On Thu, Nov 10, 2016 at 01:12:53PM +0100, Peter Zijlstra wrote:
> On Thu, Nov 10, 2016 at 12:04:23PM +0000, Mark Rutland wrote:
> > On Thu, Nov 10, 2016 at 12:37:05PM +0100, Peter Zijlstra wrote:
>
> > > So the problem is finding which events are active when.

> > > If we stick all events in an RB-tree sorted on: {pmu,cpu,runtime} we
> > > can, fairly easily, find the relevant subtree and limit the iteration.
> > > Esp. if we use a threaded tree.
> >
> > That would cater for big.LITTLE, certainly, but I'm not sure I follow
> > how that helps to find active events -- you'll still have to iterate
> > through the whole PMU subtree to find which are active, no?
>
> Ah, so the tree would in fact only contain 'INACTIVE' events :-)

Ah. :)

That explains some of the magic, but...

> That is, when no events are on the hardware, all events (if there are
> any) are INACTIVE.
>
> Then on sched-in, we find the relevant subtree, and linearly try and
> program all events from that subtree onto the PMU. Once adding an event
> fails programming, we stop (like we do now).
>
> These programmed events transition from INACTIVE to ACTIVE, and we take
> them out of the tree.
>
> Then on sched-out, we remove all events from the hardware, increase the
> events their runtime value by however long they were ACTIVE, flip them
> to INACTIVE and stuff them back in the tree.
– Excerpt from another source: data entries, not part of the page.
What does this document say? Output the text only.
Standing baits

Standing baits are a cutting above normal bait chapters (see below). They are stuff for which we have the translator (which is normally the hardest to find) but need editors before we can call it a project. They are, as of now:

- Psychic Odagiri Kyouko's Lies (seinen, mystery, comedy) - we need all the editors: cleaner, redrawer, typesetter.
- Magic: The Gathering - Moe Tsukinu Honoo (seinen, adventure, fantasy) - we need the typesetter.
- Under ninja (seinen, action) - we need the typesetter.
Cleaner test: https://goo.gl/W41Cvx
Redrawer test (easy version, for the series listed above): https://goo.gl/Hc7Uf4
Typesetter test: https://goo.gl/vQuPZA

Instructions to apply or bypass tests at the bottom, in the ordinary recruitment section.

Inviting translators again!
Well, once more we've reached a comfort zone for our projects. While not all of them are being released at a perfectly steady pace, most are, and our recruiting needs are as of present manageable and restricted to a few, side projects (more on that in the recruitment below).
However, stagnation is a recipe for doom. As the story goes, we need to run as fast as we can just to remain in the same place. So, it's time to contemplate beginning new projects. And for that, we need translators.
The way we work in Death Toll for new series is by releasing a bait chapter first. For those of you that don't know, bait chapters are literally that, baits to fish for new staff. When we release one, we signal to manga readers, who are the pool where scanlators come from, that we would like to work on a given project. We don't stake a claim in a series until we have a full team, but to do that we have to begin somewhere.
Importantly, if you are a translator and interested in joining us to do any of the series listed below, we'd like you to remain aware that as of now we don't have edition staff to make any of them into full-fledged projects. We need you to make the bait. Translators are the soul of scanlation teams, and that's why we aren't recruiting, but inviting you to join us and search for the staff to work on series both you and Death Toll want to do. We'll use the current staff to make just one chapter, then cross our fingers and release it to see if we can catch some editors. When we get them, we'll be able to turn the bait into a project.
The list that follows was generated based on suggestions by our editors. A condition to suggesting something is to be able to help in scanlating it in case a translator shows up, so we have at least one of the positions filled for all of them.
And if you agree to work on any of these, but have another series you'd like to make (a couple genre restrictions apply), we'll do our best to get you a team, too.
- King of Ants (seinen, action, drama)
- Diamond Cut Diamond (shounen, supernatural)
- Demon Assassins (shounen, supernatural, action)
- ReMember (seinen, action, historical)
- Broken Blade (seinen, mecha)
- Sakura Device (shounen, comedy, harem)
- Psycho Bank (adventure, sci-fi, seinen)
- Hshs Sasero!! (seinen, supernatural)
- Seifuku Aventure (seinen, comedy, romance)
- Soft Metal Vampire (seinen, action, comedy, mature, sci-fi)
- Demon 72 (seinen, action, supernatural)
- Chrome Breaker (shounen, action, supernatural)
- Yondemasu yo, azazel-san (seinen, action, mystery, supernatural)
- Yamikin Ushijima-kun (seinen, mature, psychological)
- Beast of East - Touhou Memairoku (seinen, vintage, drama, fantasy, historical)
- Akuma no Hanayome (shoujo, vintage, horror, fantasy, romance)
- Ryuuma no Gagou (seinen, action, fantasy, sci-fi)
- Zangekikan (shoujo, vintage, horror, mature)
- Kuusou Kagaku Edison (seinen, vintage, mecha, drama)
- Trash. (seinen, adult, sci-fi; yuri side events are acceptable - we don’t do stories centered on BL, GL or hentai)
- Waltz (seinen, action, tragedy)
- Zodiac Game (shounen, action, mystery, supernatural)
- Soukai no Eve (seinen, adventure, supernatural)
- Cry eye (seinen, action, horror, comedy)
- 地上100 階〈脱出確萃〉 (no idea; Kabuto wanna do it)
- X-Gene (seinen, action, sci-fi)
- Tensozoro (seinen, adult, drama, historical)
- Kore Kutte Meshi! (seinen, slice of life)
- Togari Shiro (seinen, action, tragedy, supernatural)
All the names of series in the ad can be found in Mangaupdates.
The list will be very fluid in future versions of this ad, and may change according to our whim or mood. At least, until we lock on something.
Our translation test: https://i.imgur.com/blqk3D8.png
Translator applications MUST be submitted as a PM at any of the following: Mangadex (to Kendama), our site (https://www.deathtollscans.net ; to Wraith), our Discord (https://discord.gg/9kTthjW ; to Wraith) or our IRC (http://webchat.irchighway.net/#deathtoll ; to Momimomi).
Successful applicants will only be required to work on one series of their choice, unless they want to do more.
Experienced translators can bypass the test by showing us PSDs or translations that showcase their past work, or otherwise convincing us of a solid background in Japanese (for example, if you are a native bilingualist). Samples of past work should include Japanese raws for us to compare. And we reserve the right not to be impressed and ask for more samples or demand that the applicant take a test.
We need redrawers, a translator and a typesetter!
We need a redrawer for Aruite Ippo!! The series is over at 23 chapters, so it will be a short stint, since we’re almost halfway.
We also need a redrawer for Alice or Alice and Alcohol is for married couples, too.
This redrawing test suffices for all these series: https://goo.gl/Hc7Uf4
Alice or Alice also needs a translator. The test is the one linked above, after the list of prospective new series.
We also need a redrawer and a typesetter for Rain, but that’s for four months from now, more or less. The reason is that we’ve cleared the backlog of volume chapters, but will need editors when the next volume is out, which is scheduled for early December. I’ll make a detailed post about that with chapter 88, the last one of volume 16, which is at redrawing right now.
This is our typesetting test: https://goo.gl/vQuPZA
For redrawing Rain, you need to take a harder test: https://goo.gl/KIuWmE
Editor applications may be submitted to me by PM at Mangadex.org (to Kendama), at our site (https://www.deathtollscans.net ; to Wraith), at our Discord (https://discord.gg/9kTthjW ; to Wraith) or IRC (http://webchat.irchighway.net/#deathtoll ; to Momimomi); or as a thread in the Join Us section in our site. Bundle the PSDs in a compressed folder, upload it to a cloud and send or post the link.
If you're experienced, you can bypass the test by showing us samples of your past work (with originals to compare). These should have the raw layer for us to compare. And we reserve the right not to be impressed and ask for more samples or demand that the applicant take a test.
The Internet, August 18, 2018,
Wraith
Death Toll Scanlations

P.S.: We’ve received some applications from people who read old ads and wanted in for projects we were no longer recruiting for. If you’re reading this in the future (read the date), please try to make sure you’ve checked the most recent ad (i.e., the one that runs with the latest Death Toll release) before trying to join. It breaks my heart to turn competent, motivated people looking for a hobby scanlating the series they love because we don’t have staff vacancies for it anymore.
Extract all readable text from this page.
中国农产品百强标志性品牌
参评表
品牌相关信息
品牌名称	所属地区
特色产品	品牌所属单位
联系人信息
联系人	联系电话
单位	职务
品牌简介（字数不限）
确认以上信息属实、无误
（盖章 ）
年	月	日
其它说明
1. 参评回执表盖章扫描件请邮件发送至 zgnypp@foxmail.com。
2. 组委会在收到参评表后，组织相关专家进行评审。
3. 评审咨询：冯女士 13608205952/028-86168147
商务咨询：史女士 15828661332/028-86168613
... per the above, won't the tree also contain 'OFF' events (and
'ERROR', etc)?

... or do we keep them somewhere else (another list or sub-tree)?

If not, we still have to walk all of those in perf_iterate_ctx().

> (I'm can't quite recall if we can easily find ACTIVE events from a PMU,
> but if not, we can easily track those on a separate list).

I think we just iterate the perf_event_context::event list and look at
the state. Regardless, adding lists is fairly simple.

Thanks,
Mark.